Der Musiker Dirk Darmstaedter hat auf seinem neuen Album 20 Lieder aus seiner Solokarriere der letzten 20 Jahre zusammengetragen. Die Auswahl sei nicht ganz einfach gewesen, sagte er im DLF. Aber er hatte auch eine Art Leitlinie für das Album - und zwar den Song "Pop Guitars": "Das ist so ein bisschen die Geschichte meiner musikalischen Sozialisation."

Dirk Darmstaedter im Corso-Gespräch mit Sigrid Fischer | 01.02.2017
    Dirk Darmstaedter im DLF-Studio
    Hatte eine Leitlinie für sein Album - nämlich den Song "Pop Guitars": Dirk Darmstaedter (Deutschlandradio/Kerstin Janse)
    Sigrid Fischer 20 Jahre, 20 Songs. Natürlich waren es viel mehr als 20 Songs in 20 Jahren, es waren ja allein schon 13 Alben. Aber eben exakt 20 Lieder umfasst diese Werkschau "twenty | twenty", die jetzt auf CD erschienen ist. Dirk Darmstaedter, willkommen bei Corso!
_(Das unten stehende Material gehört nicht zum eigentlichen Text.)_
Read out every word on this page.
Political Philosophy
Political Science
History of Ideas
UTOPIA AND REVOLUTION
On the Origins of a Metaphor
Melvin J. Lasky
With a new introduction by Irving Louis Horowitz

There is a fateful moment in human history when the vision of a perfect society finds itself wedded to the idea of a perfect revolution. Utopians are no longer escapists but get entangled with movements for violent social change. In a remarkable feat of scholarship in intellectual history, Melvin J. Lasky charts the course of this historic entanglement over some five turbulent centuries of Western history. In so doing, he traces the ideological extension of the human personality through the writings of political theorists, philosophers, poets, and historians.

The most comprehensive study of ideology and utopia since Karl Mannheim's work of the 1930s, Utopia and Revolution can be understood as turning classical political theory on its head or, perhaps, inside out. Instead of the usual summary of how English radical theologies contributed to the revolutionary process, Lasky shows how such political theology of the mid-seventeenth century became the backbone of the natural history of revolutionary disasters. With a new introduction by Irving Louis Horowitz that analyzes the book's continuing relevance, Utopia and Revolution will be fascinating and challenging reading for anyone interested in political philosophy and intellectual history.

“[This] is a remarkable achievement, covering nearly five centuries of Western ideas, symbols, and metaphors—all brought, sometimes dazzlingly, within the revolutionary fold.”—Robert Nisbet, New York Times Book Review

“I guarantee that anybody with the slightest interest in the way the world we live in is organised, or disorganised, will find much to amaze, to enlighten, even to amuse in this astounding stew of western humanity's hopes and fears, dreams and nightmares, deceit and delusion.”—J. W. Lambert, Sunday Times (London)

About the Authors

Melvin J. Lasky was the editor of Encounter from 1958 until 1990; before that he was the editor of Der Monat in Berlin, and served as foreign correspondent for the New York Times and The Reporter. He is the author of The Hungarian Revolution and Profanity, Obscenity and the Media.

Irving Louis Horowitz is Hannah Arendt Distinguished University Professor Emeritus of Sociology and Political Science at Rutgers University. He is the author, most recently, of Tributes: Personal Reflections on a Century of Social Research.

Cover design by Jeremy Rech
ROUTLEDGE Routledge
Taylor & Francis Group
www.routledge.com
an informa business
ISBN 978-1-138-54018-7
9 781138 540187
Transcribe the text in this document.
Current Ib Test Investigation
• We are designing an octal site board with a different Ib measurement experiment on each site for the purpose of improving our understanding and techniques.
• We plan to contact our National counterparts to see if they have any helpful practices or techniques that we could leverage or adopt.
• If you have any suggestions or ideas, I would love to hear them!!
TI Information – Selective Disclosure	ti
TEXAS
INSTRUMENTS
    Dirk Darmstaedter: Hallo!
    Fischer: Ja, "Sonny and Cher", habe ich so gedacht, Mitte der 60er bis Mitte der 70er, da sind Sie eigentlich ein bisschen jung. Was verbindet Sie denn eigentlich mit denen?
    Darmstaedter: Oh, mich verbindet auch mit Sonny und Cher viel. Aber es geht in dem Song eigentlich hauptsächlich darum, dass es ein Song für ein Mädchen ist. Für eine andere Singer-Songwriterin, mit der ich immer auf Tour gehen wollte und dachte, wir müssten eigentlich Platten zusammen machen und warum reisen wir nicht durch Deutschland zusammen. Aber sie wollte nicht. Und dann habe ich diesen Song geschrieben. Und da treten dann im Song natürlich alle möglichen Paare der Weltkultur auf: Bonnie und Clyde und Sonny and Cher, Sartre und Beauvoir.
    "Ich hatte ja mal so einen kleineren Hit"
    Fischer: Ich dachte nur so, wenn man wie die beiden - die hatten ja diesen "I got you, babe"-Hit - hat man dann eigentlich ausgesorgt, wenn man so einen Hit hat? Das jetzt nur mal zwischendurch gefragt.
    Darmstaedter: Das ist jetzt deine Frage an mich?
    Fischer: Ja.
    Darmstaedter: Das würde ich auch gerne wissen. Naja, ich hatte ja mal so einen kleineren Hit.
    Fischer: Das wollte ich sagen, eben.
    Darmstaedter: Ja, ich glaube, darauf willst du hinaus.
    Fischer: Ja!
    Darmstaedter: Ja, die Menschen denken natürlich immer, dass da wahnsinnig viel bei herumkommt. Und es war auch so - in der Zeit, wo das ganz oft im Radio lief, war es natürlich auch schön so.
    Fischer: "Brand New Toy", "Rome Wasn't Built in a Day" mit den Jeremy Days, das waren ja wirklich richtige Hits. Aber da kann man doch heute noch von …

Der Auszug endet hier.